Дневник, 1914–1916 | страница 54



Костры

Полночь. Тихо-тихо. У костров сидят засыпающие солдаты и мерно качаются взад и вперед. Где-то солдатик вспоминает родину и поет унылую, протяжную песню о том, как

На родную на сторонку Мне хотелось бы глянуть…

Трещат костры, разлетаются во все стороны золотые искры и освещают темные морды лошадей. Вспоминается тургеневский «Бежин луг».

Пальба притихла. Завтра она возобновится с удесятеренной яростью.

Подошел новый эшелон. При разгрузке слышна свежая, здоровая брань: она как-то чище и естественнее нашей полубрани с постоянной оглядкой по сторонам. Летят из вагонов винтовки, шинели, ранцы. Все это, спутанное и смешанное, каким-то образом живо расходится по рукам, и за временной суетой скоро снова наступит могильная тишь.

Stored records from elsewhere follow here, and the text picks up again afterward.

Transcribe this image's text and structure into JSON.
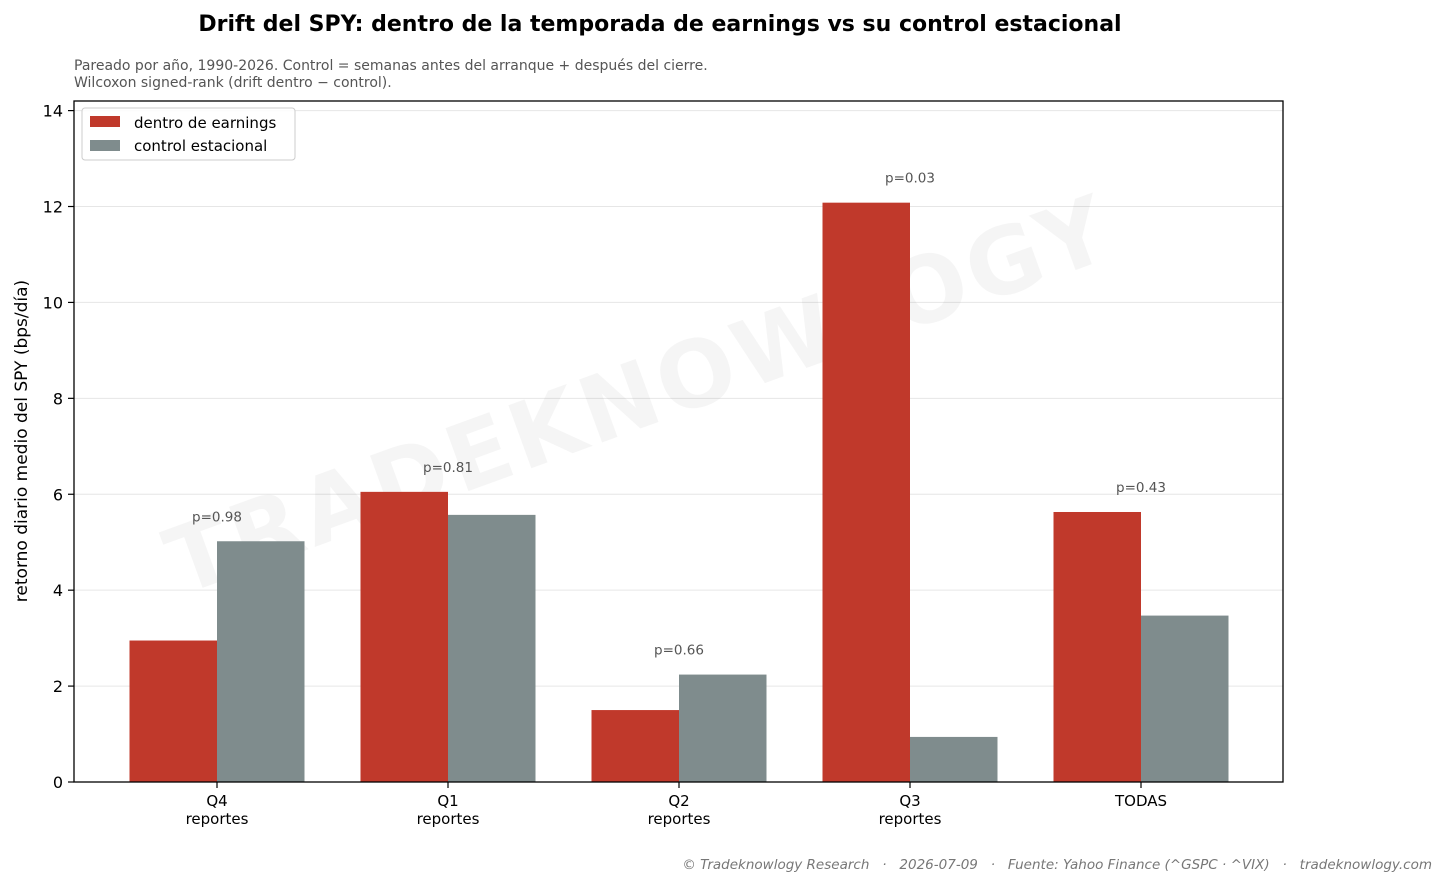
{
  "header": {
    "title": "Drift del SPY: dentro de la temporada de earnings vs su control estacional",
    "subtitle_line1": "Pareado por año, 1990-2026. Control = semanas antes del arranque + después del cierre.",
    "subtitle_line2": "Wilcoxon signed-rank (drift dentro − control)."
  },
  "watermark": "TRADEKNOWLOGY",
  "footer": {
    "text": "© Tradeknowlogy Research   ·   2026-07-09   ·   Fuente: Yahoo Finance (^GSPC · ^VIX)   ·   tradeknowlogy.com"
  },
  "colors": {
    "inside": "#c0392b",
    "control": "#7f8c8d",
    "grid": "#e6e6e6"
  },
  "chart_data": {
    "type": "bar",
    "ylabel": "retorno diario medio del SPY (bps/día)",
    "xlabel": "",
    "ylim": [
      0,
      14.2
    ],
    "yticks": [
      0,
      2,
      4,
      6,
      8,
      10,
      12,
      14
    ],
    "grid": "y-horizontal",
    "legend_position": "top-left",
    "categories": [
      {
        "line1": "Q4",
        "line2": "reportes"
      },
      {
        "line1": "Q1",
        "line2": "reportes"
      },
      {
        "line1": "Q2",
        "line2": "reportes"
      },
      {
        "line1": "Q3",
        "line2": "reportes"
      },
      {
        "line1": "TODAS",
        "line2": ""
      }
    ],
    "series": [
      {
        "name": "dentro de earnings",
        "color": "#c0392b",
        "values": [
          2.95,
          6.05,
          1.5,
          12.08,
          5.63
        ]
      },
      {
        "name": "control estacional",
        "color": "#7f8c8d",
        "values": [
          5.02,
          5.57,
          2.24,
          0.94,
          3.47
        ]
      }
    ],
    "annotations": [
      "p=0.98",
      "p=0.81",
      "p=0.66",
      "p=0.03",
      "p=0.43"
    ]
  }
}
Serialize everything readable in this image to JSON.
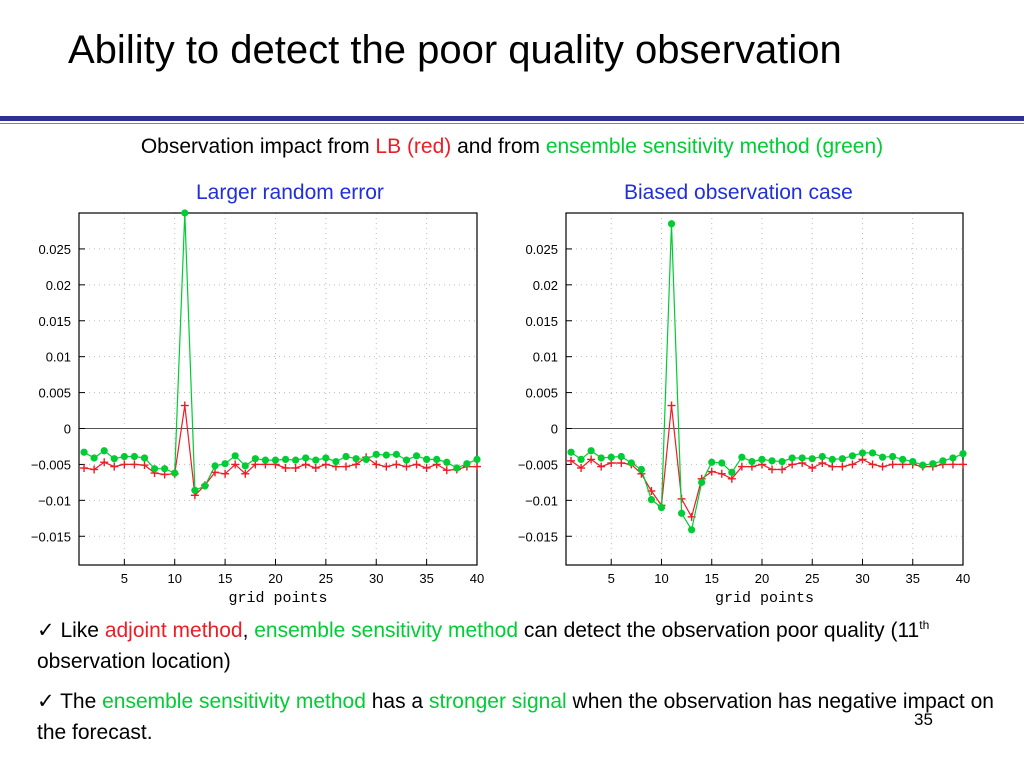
{
  "slide": {
    "title": "Ability to detect the poor quality observation",
    "subtitle": {
      "part1": "Observation impact from ",
      "part2": "LB (red)",
      "part3": " and from ",
      "part4": "ensemble sensitivity method (green)"
    },
    "page_number": "35",
    "bullets": [
      {
        "check": "✓",
        "t1": " Like ",
        "t2": "adjoint method",
        "t3": ", ",
        "t4": "ensemble sensitivity method",
        "t5": " can detect the observation poor quality (11",
        "t5_sup": "th",
        "t6": " observation location)"
      },
      {
        "check": "✓",
        "t1": " The ",
        "t2": "ensemble sensitivity method",
        "t3": " has a ",
        "t4": "stronger signal",
        "t5": " when the observation has negative impact on the forecast."
      }
    ]
  },
  "colors": {
    "title_rule": "#2e3192",
    "lb_red": "#ee1c24",
    "ensemble_green": "#00cc33",
    "panel_title_blue": "#1f2fdd"
  },
  "chart_data": [
    {
      "type": "line",
      "title": "Larger random error",
      "xlabel": "grid points",
      "ylabel": "",
      "xlim": [
        1,
        40
      ],
      "ylim": [
        -0.019,
        0.03
      ],
      "x_ticks": [
        5,
        10,
        15,
        20,
        25,
        30,
        35,
        40
      ],
      "y_ticks": [
        0.025,
        0.02,
        0.015,
        0.01,
        0.005,
        0,
        -0.005,
        -0.01,
        -0.015
      ],
      "y_tick_labels": [
        "0.025",
        "0.02",
        "0.015",
        "0.01",
        "0.005",
        "0",
        "−0.005",
        "−0.01",
        "−0.015"
      ],
      "grid": true,
      "x": [
        1,
        2,
        3,
        4,
        5,
        6,
        7,
        8,
        9,
        10,
        11,
        12,
        13,
        14,
        15,
        16,
        17,
        18,
        19,
        20,
        21,
        22,
        23,
        24,
        25,
        26,
        27,
        28,
        29,
        30,
        31,
        32,
        33,
        34,
        35,
        36,
        37,
        38,
        39,
        40
      ],
      "series": [
        {
          "color": "#ee1c24",
          "marker": "plus",
          "values": [
            -0.0055,
            -0.0057,
            -0.0047,
            -0.0053,
            -0.005,
            -0.005,
            -0.0051,
            -0.0062,
            -0.0064,
            -0.0063,
            0.0032,
            -0.0093,
            -0.0079,
            -0.0061,
            -0.0063,
            -0.005,
            -0.0063,
            -0.005,
            -0.005,
            -0.005,
            -0.0055,
            -0.0055,
            -0.005,
            -0.0055,
            -0.005,
            -0.0053,
            -0.0053,
            -0.005,
            -0.004,
            -0.005,
            -0.0053,
            -0.005,
            -0.0053,
            -0.005,
            -0.0055,
            -0.005,
            -0.0058,
            -0.0057,
            -0.0053,
            -0.0053
          ]
        },
        {
          "color": "#00cc33",
          "marker": "circle",
          "values": [
            -0.0033,
            -0.0041,
            -0.0031,
            -0.0042,
            -0.0039,
            -0.0039,
            -0.0041,
            -0.0056,
            -0.0056,
            -0.0062,
            0.03,
            -0.0086,
            -0.008,
            -0.0052,
            -0.0049,
            -0.0038,
            -0.0052,
            -0.0042,
            -0.0044,
            -0.0044,
            -0.0043,
            -0.0044,
            -0.0041,
            -0.0044,
            -0.0041,
            -0.0046,
            -0.0039,
            -0.0042,
            -0.0043,
            -0.0036,
            -0.0037,
            -0.0036,
            -0.0044,
            -0.0038,
            -0.0043,
            -0.0043,
            -0.0047,
            -0.0055,
            -0.0049,
            -0.0043
          ]
        }
      ]
    },
    {
      "type": "line",
      "title": "Biased observation case",
      "xlabel": "grid points",
      "ylabel": "",
      "xlim": [
        1,
        40
      ],
      "ylim": [
        -0.019,
        0.03
      ],
      "x_ticks": [
        5,
        10,
        15,
        20,
        25,
        30,
        35,
        40
      ],
      "y_ticks": [
        0.025,
        0.02,
        0.015,
        0.01,
        0.005,
        0,
        -0.005,
        -0.01,
        -0.015
      ],
      "y_tick_labels": [
        "0.025",
        "0.02",
        "0.015",
        "0.01",
        "0.005",
        "0",
        "−0.005",
        "−0.01",
        "−0.015"
      ],
      "grid": true,
      "x": [
        1,
        2,
        3,
        4,
        5,
        6,
        7,
        8,
        9,
        10,
        11,
        12,
        13,
        14,
        15,
        16,
        17,
        18,
        19,
        20,
        21,
        22,
        23,
        24,
        25,
        26,
        27,
        28,
        29,
        30,
        31,
        32,
        33,
        34,
        35,
        36,
        37,
        38,
        39,
        40
      ],
      "series": [
        {
          "color": "#ee1c24",
          "marker": "plus",
          "values": [
            -0.0045,
            -0.0055,
            -0.0043,
            -0.0053,
            -0.0048,
            -0.0048,
            -0.005,
            -0.0063,
            -0.0087,
            -0.0107,
            0.0032,
            -0.0098,
            -0.0123,
            -0.007,
            -0.006,
            -0.0063,
            -0.007,
            -0.0053,
            -0.0053,
            -0.005,
            -0.0057,
            -0.0057,
            -0.005,
            -0.0048,
            -0.0055,
            -0.0048,
            -0.0053,
            -0.0053,
            -0.005,
            -0.0043,
            -0.005,
            -0.0053,
            -0.005,
            -0.005,
            -0.005,
            -0.0053,
            -0.0053,
            -0.005,
            -0.005,
            -0.005
          ]
        },
        {
          "color": "#00cc33",
          "marker": "circle",
          "values": [
            -0.0033,
            -0.0043,
            -0.0031,
            -0.0041,
            -0.004,
            -0.0039,
            -0.0048,
            -0.0057,
            -0.0099,
            -0.011,
            0.0285,
            -0.0118,
            -0.0141,
            -0.0075,
            -0.0047,
            -0.0048,
            -0.0061,
            -0.004,
            -0.0046,
            -0.0043,
            -0.0045,
            -0.0046,
            -0.0041,
            -0.0041,
            -0.0042,
            -0.0039,
            -0.0043,
            -0.0042,
            -0.0038,
            -0.0034,
            -0.0034,
            -0.004,
            -0.0039,
            -0.0043,
            -0.0046,
            -0.0051,
            -0.0049,
            -0.0045,
            -0.0041,
            -0.0035
          ]
        }
      ]
    }
  ]
}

Жутка эта тишь. Чудится в ней что-то зловещее, недоброе.

Перевязка

Разрывная пуля изуродовала руку. Пуля вошла во внешнюю часть плеча, вышла во внутреннюю, и эту внутреннюю страшно было видеть. Во-первых, поражает разница объемов входного к выходного отверстий: второе больше первого по крайней мере в 4–5 раз, тогда как входное обыкновенной пули бывает больше входного всего в Ш-2 раза, смотря по встречаемым изнутри препятствиям. И вот развороченная внутренняя часть плечевой части руки представляла такую картину: ободранные, словно ощипанные, края; мелко раздробленные кусочки кости; множество каких-то отверстий и тайных ходов со следами присохшей земли, соломы, запекшейся крови; основное отверстие по направлению ко входу с висящими по бокам жилами, нервами, кусочками мяса, торчащими косточками. Это отверстие шло как-то зигзагами, но ясно было, что общее направление у всех зигзагов одно. Присохшую повязку было отдирать и трудно и жутко: перекиси у нас почти совсем нет, и потому для отмачивания употребляем одну борную, а известно, как слабо она действует. Рука ослабла, мясо сделалось дряблым, рыхлым, чувствительным, малейшее движение вызывало, по-видимому, адскую боль. Раненый – казак, и потому о терпении не приходится говорить: скорее лошадь заплачет, чем застонет казак, а тут, по-видимому, грань страданья и выносливости была уже далеко перейдена. Слой за слоем кое-как отделялась кровавая марля; с трепетом и замиранием оторвал я последний слой, и невольный вздох облегченья вылетел из груди. Рука дрожала мелкой дробью. Она билась по частям, и там, где билась, выступали грозно и выпукло синеватые вены. Она дрожала по частям, мелко, часто, торопливо и в то же время колыхалась и как-то вытягивалась конвульсивно вся сразу; ее вело во все стороны, гнуло, тянуло, вывертывало и кружило. Туда, в глубокую, словно бездонную яму еще живого мяса, приходилось лазить пинцетами и зондами, туда вводили вездесущую марлю, мазали йодом, ковыряли, терли, вытаскивали, водили – словом, там, в глубине, совершалась работа, как на суше. Крепко стиснул казак свои здоровые, белые зубы. Только и слышался скрежет, стук подаваемых инструментов, отдельные приказания да редкий крик или вздох, собственно и не вздох, а какой-то полушепот-полукрик внезапно испуганного человека. Тяжело, глубоко вздыхал казак, молчал, крепился. А когда кончили бинтовать, спросил: «Возьмут руку-то али нет?» – «Нет». – «Ну а нет – и слава богу».